In all fairness, I do not think it is fair for the staff working at Cessnock hospital to be exposed to that very real threat. Fundamentally I am talking about health infrastructure. I am talking about the reality that inmates from Cessnock jail need to go to Cessnock hospital for their treatment. I am talking about the reality that this has to be done in the safest possible way. Because we have not actually built the necessary facilities, I will share some of the things that have happened. In one instance, while the officers guarding an inmate were doing their very best to stay still and quiet so as not to disturb the rest of the hospital, an inmate took the opportunity to attempt an escape. Fortunately, that was thwarted.

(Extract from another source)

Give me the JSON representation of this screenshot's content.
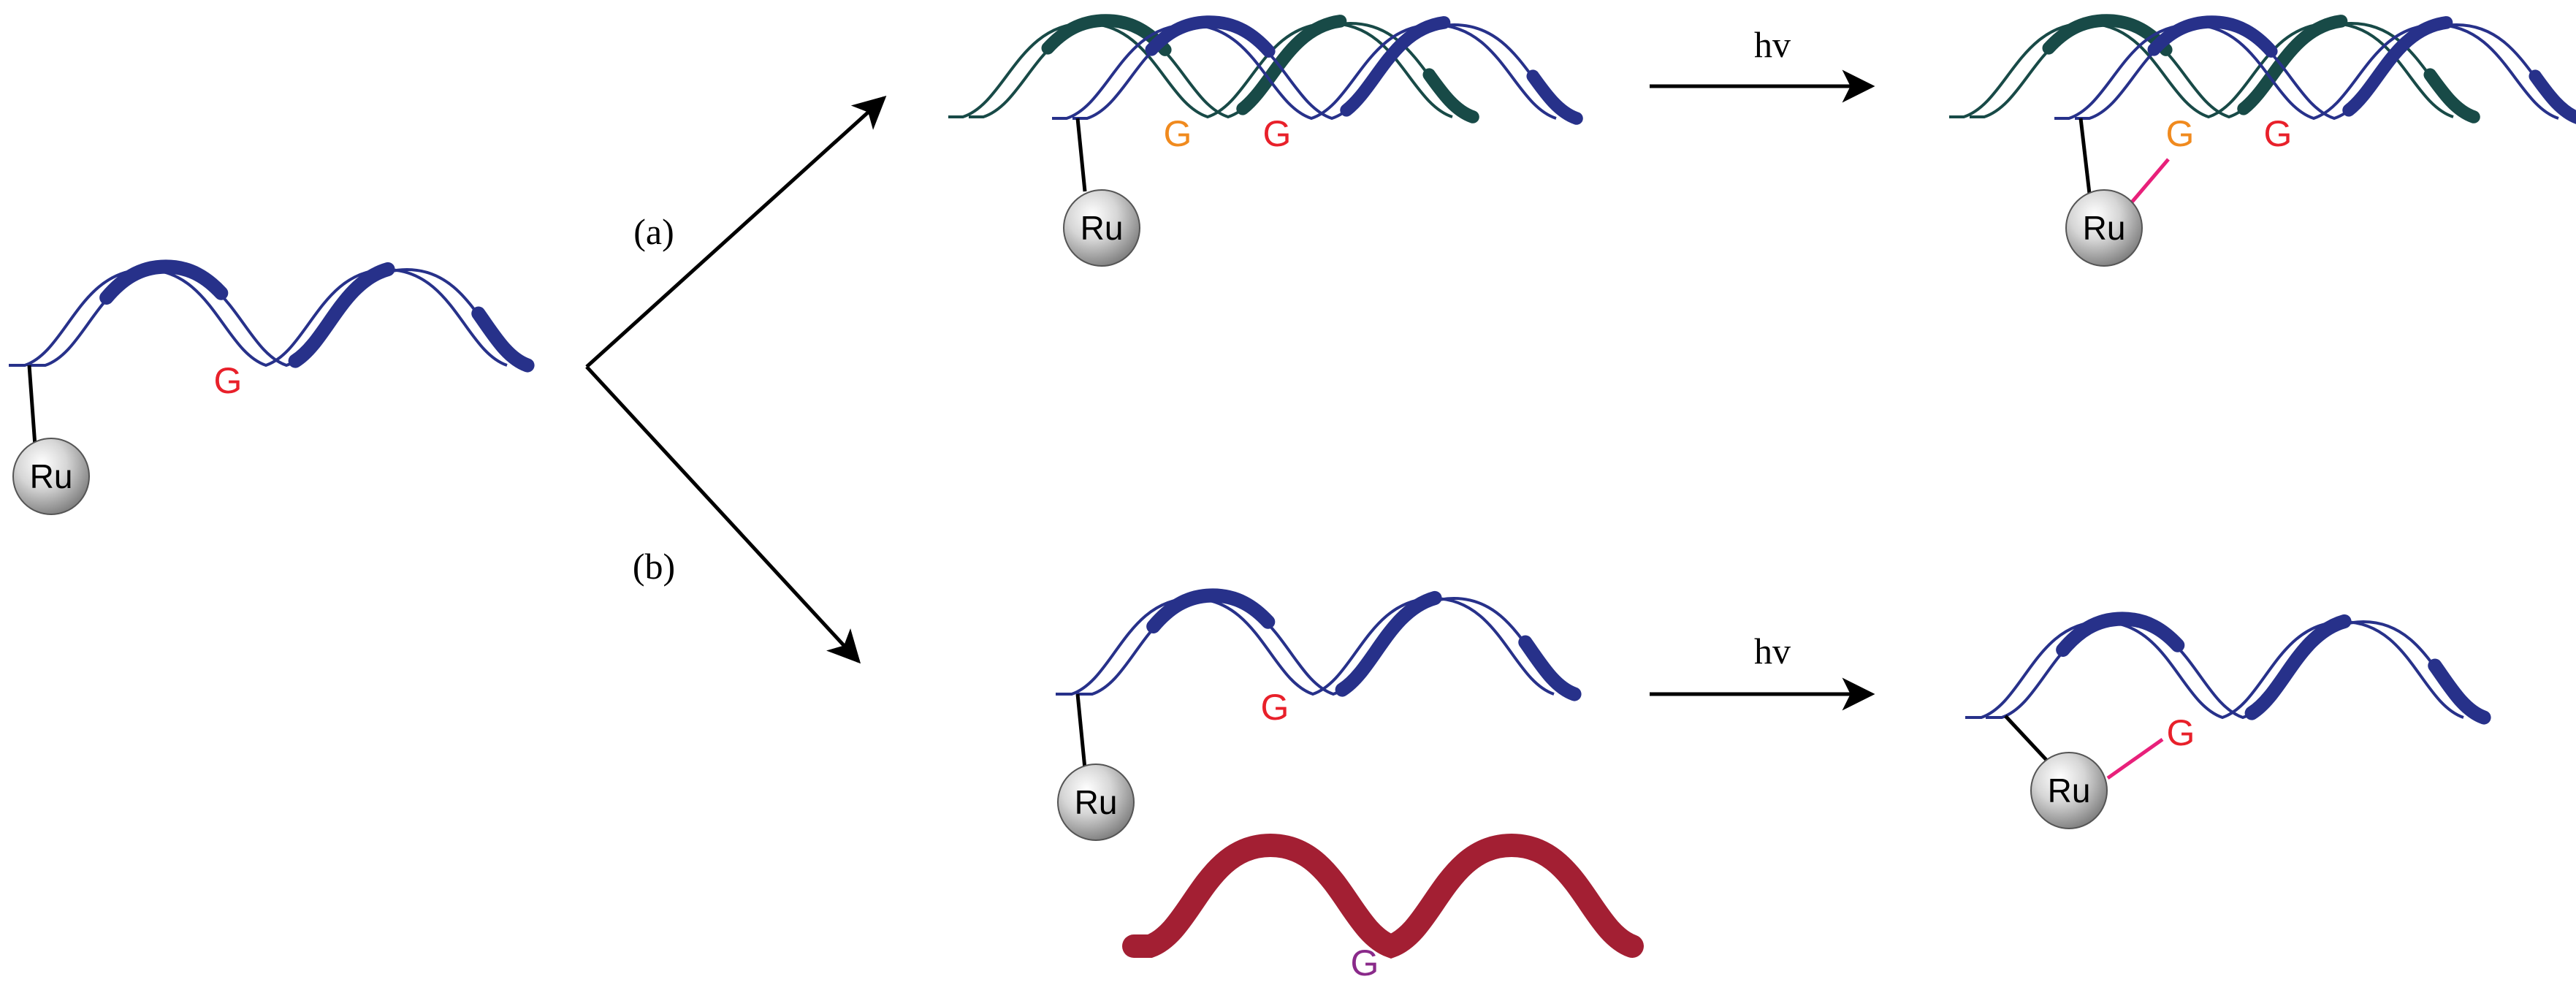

In another instance, officers guarding an inmate were doing their very best to stay awake by having a conversation and watching television. Unfortunately, they were on a shared ward, so they also kept the public patients awake. I am not having a go at the officers; they are doing what they need to do and they are doing their best to serve our community. But we should have a separate facility for these inmates. When an inmate goes to Cessnock hospital they need access to the public toilets. In the worst case scenario, unfortunately, a drug drop is placed inside the toilet prior to the arrival of the inmate, which is quite conniving. When the inmate goes to the public toilet inside of a public hospital, they know where to find the drugs. They then conceal the drugs, return to the jail and the drugs are imported into the jail. This is not fair on our corrections services, our hospitals or our general public. I plead with Health to provide the purpose-built facilities for these inmates when they get much‑needed medical attention at Cessnock hospital.